Pendant sa participation au régime nazi hitlérien, Eichmann était celui qui s’occupait des déportations des hommes, des femmes et des enfants juifs. Réfugié en Argentine à la fin de la guerre, il est arrêté par les services secrets israéliens et amené à Jérusalem pour son procès, qui a débuté le 11 avril 1961.
Eichmann a été accusé de crimes contre le peuple juif, de crimes contre l’humanité et de crimes de guerre.
HANNAH ARENDT ET LE PROCES
Hannah Arendt était la correspondante, pour le New Yorker, du procès Eichmann.

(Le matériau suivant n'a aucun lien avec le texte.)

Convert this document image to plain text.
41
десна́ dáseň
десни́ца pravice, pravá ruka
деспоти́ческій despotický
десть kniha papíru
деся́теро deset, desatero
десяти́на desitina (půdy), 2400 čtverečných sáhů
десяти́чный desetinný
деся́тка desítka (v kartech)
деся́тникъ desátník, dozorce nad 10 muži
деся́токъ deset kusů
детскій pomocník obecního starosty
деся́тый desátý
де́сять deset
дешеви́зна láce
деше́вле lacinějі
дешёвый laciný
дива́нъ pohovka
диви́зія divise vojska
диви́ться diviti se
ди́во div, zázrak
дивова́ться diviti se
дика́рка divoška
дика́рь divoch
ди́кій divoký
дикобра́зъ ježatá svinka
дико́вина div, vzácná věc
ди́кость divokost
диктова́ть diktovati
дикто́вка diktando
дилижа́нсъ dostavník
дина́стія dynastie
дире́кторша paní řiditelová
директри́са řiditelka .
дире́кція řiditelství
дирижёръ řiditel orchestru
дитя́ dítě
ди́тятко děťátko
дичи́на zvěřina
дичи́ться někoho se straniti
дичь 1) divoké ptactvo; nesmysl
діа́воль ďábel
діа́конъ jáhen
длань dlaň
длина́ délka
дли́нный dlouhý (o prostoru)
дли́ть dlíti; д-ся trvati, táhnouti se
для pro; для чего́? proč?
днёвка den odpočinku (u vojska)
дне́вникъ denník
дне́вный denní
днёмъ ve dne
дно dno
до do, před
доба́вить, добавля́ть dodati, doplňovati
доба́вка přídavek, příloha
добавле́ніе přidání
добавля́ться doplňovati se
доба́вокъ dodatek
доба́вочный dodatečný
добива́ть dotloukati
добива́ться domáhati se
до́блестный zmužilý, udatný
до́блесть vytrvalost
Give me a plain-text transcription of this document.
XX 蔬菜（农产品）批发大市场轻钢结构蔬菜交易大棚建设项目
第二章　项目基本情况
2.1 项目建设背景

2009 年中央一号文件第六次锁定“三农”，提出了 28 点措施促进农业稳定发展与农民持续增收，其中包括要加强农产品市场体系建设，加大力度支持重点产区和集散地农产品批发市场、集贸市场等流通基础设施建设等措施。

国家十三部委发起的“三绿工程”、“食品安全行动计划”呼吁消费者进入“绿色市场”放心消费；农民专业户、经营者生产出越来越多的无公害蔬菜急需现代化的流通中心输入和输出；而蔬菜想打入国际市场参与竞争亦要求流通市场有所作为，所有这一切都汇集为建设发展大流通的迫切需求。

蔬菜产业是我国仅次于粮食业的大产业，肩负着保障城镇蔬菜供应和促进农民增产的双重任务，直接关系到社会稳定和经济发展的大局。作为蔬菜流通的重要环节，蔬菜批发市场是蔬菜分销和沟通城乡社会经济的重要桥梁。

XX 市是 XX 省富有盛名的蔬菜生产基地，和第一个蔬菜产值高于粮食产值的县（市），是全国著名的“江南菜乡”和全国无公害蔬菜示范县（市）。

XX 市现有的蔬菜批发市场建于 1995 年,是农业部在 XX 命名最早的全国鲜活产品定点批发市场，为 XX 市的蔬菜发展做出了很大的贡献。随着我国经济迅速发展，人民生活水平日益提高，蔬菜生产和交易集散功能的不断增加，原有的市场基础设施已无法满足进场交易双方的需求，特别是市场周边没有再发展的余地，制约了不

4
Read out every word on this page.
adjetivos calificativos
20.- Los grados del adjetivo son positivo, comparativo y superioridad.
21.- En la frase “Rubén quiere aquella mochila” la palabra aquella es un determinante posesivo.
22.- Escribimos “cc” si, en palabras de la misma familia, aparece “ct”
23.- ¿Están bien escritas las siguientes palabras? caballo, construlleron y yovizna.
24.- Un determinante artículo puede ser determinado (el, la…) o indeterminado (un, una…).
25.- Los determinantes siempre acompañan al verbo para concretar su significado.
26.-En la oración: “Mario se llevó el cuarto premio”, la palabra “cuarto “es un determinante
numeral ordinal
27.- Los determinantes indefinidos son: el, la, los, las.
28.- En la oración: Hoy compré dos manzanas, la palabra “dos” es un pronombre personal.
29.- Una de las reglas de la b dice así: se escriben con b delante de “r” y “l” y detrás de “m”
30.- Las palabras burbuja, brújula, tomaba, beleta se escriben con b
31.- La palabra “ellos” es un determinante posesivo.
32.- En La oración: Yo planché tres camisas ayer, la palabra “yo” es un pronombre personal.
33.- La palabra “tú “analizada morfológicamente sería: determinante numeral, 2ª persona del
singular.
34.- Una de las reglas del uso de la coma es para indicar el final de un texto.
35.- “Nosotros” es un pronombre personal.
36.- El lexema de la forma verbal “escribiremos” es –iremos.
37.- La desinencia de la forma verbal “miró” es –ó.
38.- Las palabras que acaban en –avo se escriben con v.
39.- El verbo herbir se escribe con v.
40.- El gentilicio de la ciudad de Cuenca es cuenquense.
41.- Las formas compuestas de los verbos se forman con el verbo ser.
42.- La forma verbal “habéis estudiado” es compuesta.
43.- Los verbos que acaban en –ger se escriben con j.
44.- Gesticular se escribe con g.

« Ce qui me frappait chez le coupable, c’était un manque de profondeur évident, et tel qu’on ne pouvait faire remonter le mal incontestable qui organisait ses actes jusqu’au niveau plus profond des racines ou des motifs. Les actes étaient monstrueux, mais le responsable –tout au moins le responsable hautement efficace qu’on
jugeait alors- était tout à fait ordinaire, comme tout le monde, ni démoniaque ni monstrueux. Il n’y avait en lui trace ni de convictions idéologiques solides, ni de motivations spécifiquement malignes, et la seule caractéristique notable qu’on décelait dans sa conduite, passée ou bien manifeste au cours du procès et au long des interrogatoires qui l’avaient précédé, était de nature entièrement négative : ce n’était pas de la stupidité, mais un manque de pensée. »
L’expression banalité du mal ne signifie en rien la banalisation du mal. Eichmann est bien coupable.
Mais, si Eichmann est coupable son époque l’est aussi. Car le totalitarisme, événement politique du 20ième siècle qui caractérise selon Arendt le stalinisme et le nazisme hitlérien, suit la logique d’une unité folle où l’on ne distingue plus vie privée de vie publique. L’idéologie totalitaire entraîne ainsi un effacement de la particularité individuelle au profit de la masse, qui à son tour, est à l’origine d’une absence de pensée.
On voit alors que seul le sens de la responsabilité personnelle et la pensée peuvent sauver l’homme de la banalité du mal. « Assumer nos actes est une preuve de liberté qui caractérise le genre humain. » affirme Arendt.
Ainsi, la banalité de mal exprime ce qu’est une action dont la conséquence a été le mal ou la violence, qui résulte, non d’une intention perverse mais d’un aveuglement et d’un manque de pensée face l’autorité. La source du mal – la passivité, la non pensée – est aussi ce qui fait qu’un individu comme Eichmann a pu continuer à se déresponsabiliser de ses actes et à se croire innocent.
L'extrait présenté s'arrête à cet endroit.